This preserves attributes (column) types. By contrast, the (smarter) code in fortify.igraph uses sapply, which erroneously converts all vertex/edge attributes to character if a single attribute is of that class, resulting in numeric attributes being converted to characters (and then to factors, unless stringsAsFactors has been set to FALSE: see #53):
Solution (1) would be to use purrr::map_dfc to get the sapply method to preserve column types, but that would end up being more complex than a for at the cost of additional dependencies (including dplyr, since purrr::map_dfc relies on it).

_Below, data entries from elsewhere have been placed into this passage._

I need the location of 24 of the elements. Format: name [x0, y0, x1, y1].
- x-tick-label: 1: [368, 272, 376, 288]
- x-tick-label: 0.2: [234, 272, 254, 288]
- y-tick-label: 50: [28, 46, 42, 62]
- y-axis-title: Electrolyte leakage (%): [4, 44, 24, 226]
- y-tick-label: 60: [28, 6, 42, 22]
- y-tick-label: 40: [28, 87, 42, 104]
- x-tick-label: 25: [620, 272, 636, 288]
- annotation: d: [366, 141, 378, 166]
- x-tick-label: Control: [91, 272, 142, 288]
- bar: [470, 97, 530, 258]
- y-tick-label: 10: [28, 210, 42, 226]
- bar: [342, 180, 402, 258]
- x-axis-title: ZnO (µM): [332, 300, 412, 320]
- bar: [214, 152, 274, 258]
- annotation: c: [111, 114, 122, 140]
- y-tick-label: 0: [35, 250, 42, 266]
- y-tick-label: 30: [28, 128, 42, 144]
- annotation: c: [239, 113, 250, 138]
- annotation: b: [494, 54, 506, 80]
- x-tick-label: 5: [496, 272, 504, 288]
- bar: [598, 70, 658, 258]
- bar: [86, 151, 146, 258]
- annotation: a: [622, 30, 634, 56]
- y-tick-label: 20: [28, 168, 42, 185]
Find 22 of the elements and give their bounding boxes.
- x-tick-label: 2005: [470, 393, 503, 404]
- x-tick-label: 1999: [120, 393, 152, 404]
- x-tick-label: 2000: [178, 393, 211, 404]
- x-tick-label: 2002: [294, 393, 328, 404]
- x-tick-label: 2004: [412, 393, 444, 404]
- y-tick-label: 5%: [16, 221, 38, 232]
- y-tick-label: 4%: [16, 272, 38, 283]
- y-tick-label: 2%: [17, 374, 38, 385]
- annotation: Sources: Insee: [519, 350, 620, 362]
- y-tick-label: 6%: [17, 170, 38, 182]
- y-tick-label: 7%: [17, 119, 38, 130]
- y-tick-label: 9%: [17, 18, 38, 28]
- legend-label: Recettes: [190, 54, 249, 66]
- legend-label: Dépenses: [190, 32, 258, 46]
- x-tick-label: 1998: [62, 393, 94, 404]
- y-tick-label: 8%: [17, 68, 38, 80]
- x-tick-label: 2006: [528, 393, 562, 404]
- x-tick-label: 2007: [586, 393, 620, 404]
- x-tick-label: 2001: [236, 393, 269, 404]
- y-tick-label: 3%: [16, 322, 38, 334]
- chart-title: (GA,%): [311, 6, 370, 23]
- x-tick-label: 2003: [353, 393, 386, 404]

Solution (2), which is dumber but better in this context, is to use for loops in fortify.igraph, as in fortify.network.
Solution (3), the best one in my view, is to use igraph::as_data_frame(x, what = "vertices") and igraph::as_data_frame(x, what = "edges") to import vertex and edge attributes, which is what I'll do, unless @jcfisher has a better fix.
library(ggnetwork)
#> Loading required package: ggplot2
library(network)
#> network: Classes for Relational Data
#> Version 1.15 created on 2019-04-01.
#> copyright (c) 2005, Carter T. Butts, University of California-Irvine
#> Mark S. Handcock, University of California -- Los Angeles
#> David R. Hunter, Penn State University
#> Martina Morris, University of Washington
#> Skye Bender-deMoll, University of Washington
#> For citation information, type citation("network").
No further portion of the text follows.